The Humpherys Family

Portugee Phillips and the Fighting Sioux

Record Added: 12/26/2013
Author 
Illustrator 
Series The American Adventure Series
Setting United States
Topic Biography
 History: Western Expansio
Publisher Row, Peterson, and Compan
ISBN B001QRU3P8   Year 1960
Age 9-12   Pages 172
Description Printed binding
 
The Fetterman Fight was a battle during Red Cloud's War on December 21, 1866, between the Lakota, Cheyenne, and Arapaho Indians and soldiers of the United States army. All 81 men under the command of Captain William J. Fetterman were killed by the Indians. It was, at the time, the worst military disaster ever suffered by the U.S. on the Great Plains. The battle led to an Indian victory in the war and the withdrawal of the United States from the war.

In June 1866, Colonel Henry B. Carrington advanced from Fort Laramie into the Powder River country, the hunting grounds of the Lakota, Northern Cheyenne, and Northern Arapaho. His objective was to protect emigrants traveling the Bozeman Trail. Carrington had 700 soldiers and 300 civilians under his command. He established three forts along the trail, including his headquarters at Fort Phil Kearny, near present day Buffalo, Wyoming. About 400 of the soldiers and most of the civilians were stationed at Fort Kearny.

Counting Fetterman and his men Carrington's casualties in less than six months at Fort Kearny were 96 soldiers and 58 civilians dead. He still had more than 300 soldiers inside the walls of Fort Kearny.

Carrington prepared for an attack on the fort that evening after the Fetterman fight, ordering all his men to stand watch, three to a porthole. All extra ammunition and explosives were deposited in a powder magazine ringed with wagons. If the Indians attacked, the ten women and children at the fort were ordered to get into the magazine. Soldiers were told that in the last extremity they were to retreat to the magazine.

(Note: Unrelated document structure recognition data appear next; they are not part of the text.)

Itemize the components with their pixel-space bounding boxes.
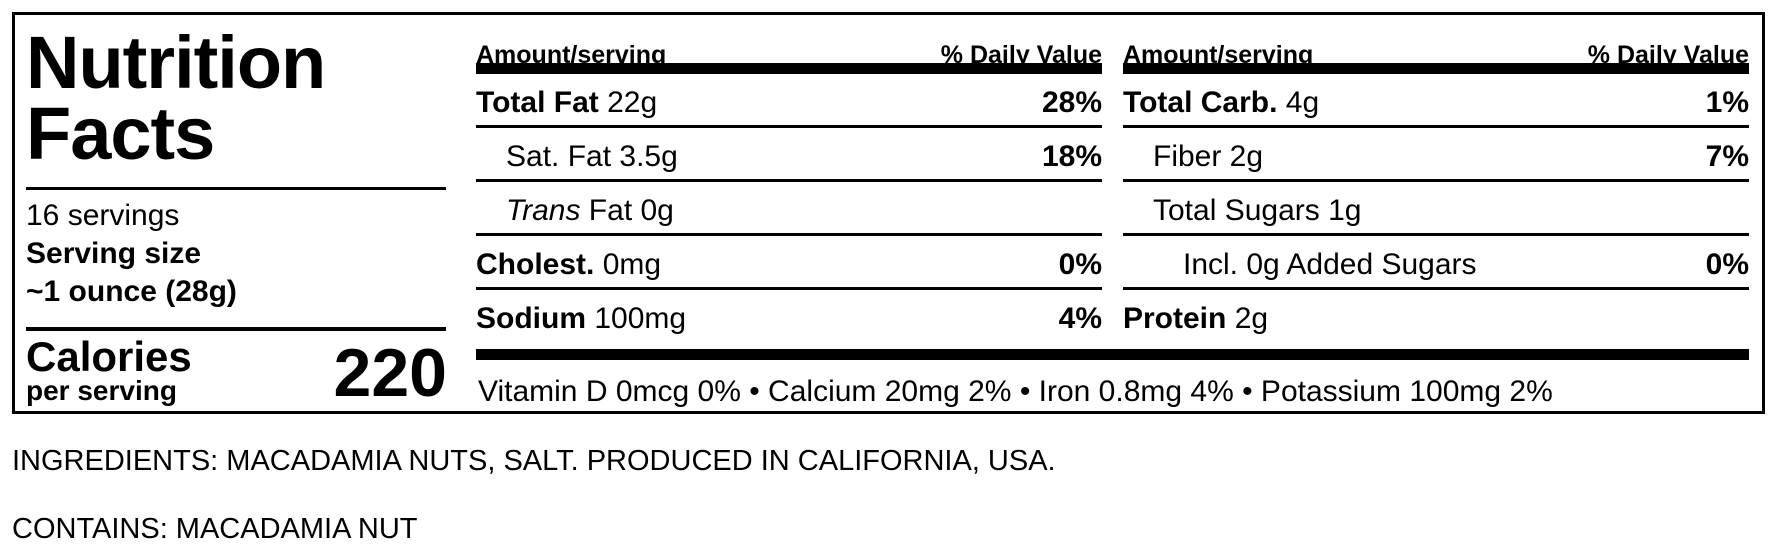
serving-size-label: Serving size	[26, 237, 202, 270]
nutrient-amount: 100mg	[594, 302, 687, 335]
nutrient-name: Fat 0g	[580, 194, 674, 227]
column-header: Amount/serving % Daily Value	[1123, 25, 1749, 69]
nutrient-row-added-sugars: Incl. 0g Added Sugars 0%	[1123, 236, 1749, 290]
nutrient-row-sat-fat: Sat. Fat 3.5g 18%	[476, 128, 1102, 182]
nutrient-amount: 0mg	[602, 248, 662, 281]
nutrient-row-trans-fat: Trans Fat 0g	[476, 182, 1102, 236]
nutrient-name: Sat. Fat 3.5g	[506, 140, 678, 173]
calories-value: 220	[333, 335, 447, 411]
nutrient-column-1: Amount/serving % Daily Value Total Fat 2…	[476, 25, 1102, 345]
header-amount: Amount/serving	[1123, 41, 1314, 69]
nutrient-percent: 0%	[1705, 248, 1749, 281]
nutrient-row-total-sugars: Total Sugars 1g	[1123, 182, 1749, 236]
nutrient-amount: 22g	[607, 86, 658, 119]
nutrient-name: Total Sugars 1g	[1153, 194, 1362, 227]
nutrient-amount: 4g	[1285, 86, 1320, 119]
nutrient-percent: 18%	[1041, 140, 1102, 173]
nutrient-name: Total Fat	[476, 86, 599, 119]
nutrient-row-total-fat: Total Fat 22g 28%	[476, 74, 1102, 128]
header-amount: Amount/serving	[476, 41, 667, 69]
divider	[26, 187, 446, 190]
nutrient-amount: 2g	[1234, 302, 1269, 335]
nutrient-percent: 1%	[1705, 86, 1749, 119]
nutrient-percent: 7%	[1705, 140, 1749, 173]
label-title: Nutrition Facts	[26, 21, 326, 175]
nutrient-name: Protein	[1123, 302, 1227, 335]
nutrient-row-fiber: Fiber 2g 7%	[1123, 128, 1749, 182]
nutrient-percent: 4%	[1058, 302, 1102, 335]
nutrition-facts-label: Nutrition Facts 16 servings Serving size…	[12, 12, 1765, 414]
column-header: Amount/serving % Daily Value	[476, 25, 1102, 69]
header-daily-value: % Daily Value	[1587, 41, 1749, 69]
title-line-2: Facts	[26, 92, 215, 175]
nutrient-name: Incl. 0g Added Sugars	[1183, 248, 1477, 281]
title-line-1: Nutrition	[26, 21, 326, 104]
nutrient-percent: 0%	[1058, 248, 1102, 281]
serving-size-value: ~1 ounce (28g)	[26, 275, 237, 308]
nutrient-row-protein: Protein 2g	[1123, 290, 1749, 345]
label-left-panel: Nutrition Facts 16 servings Serving size…	[26, 21, 453, 411]
nutrient-name-italic: Trans	[506, 194, 581, 227]
vitamins-line: Vitamin D 0mcg 0% • Calcium 20mg 2% • Ir…	[478, 375, 1553, 408]
calories-sublabel: per serving	[26, 375, 177, 406]
ingredients-text: INGREDIENTS: MACADAMIA NUTS, SALT. PRODU…	[12, 445, 1056, 477]
allergen-text: CONTAINS: MACADAMIA NUT	[12, 513, 418, 545]
nutrient-row-total-carb: Total Carb. 4g 1%	[1123, 74, 1749, 128]
nutrient-percent: 28%	[1041, 86, 1102, 119]
thick-divider	[1123, 63, 1749, 74]
calories-label: Calories	[26, 333, 192, 380]
nutrient-name: Cholest.	[476, 248, 595, 281]
servings-count: 16 servings	[26, 199, 180, 232]
nutrient-name: Total Carb.	[1123, 86, 1278, 119]
nutrient-row-cholesterol: Cholest. 0mg 0%	[476, 236, 1102, 290]
nutrient-column-2: Amount/serving % Daily Value Total Carb.…	[1123, 25, 1749, 345]
divider	[26, 327, 446, 331]
nutrient-row-sodium: Sodium 100mg 4%	[476, 290, 1102, 345]
thick-divider	[476, 349, 1749, 360]
thick-divider	[476, 63, 1102, 74]
nutrient-name: Sodium	[476, 302, 586, 335]
header-daily-value: % Daily Value	[940, 41, 1102, 69]
nutrient-name: Fiber 2g	[1153, 140, 1264, 173]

Carrington would then blow up the magazine to ensure that no whites remained alive to be captured by the Indians.

A civilian, John "Portugee" Philips," volunteered to carry a distress message to Fort Laramie. Carrington's message to General Cooke told of the Fetterman disaster and requested immediate reinforcements and repeating Spencer carbines. Carrington sent Phillips and another messenger, Philip Bailey, out that evening on the Fort's best remaining horses. Philips accomplished the 236 mile ride to Fort Laramie in four days. A blizzard began on December 22, and Philips rode through a foot of snow and below-zero temperatures. He never saw a single Indian during his ride. He arrived at Fort Laramie late in the evening on December 25 during a full-dress Christmas ball, and staggered, exhausted, into the party to deliver his message.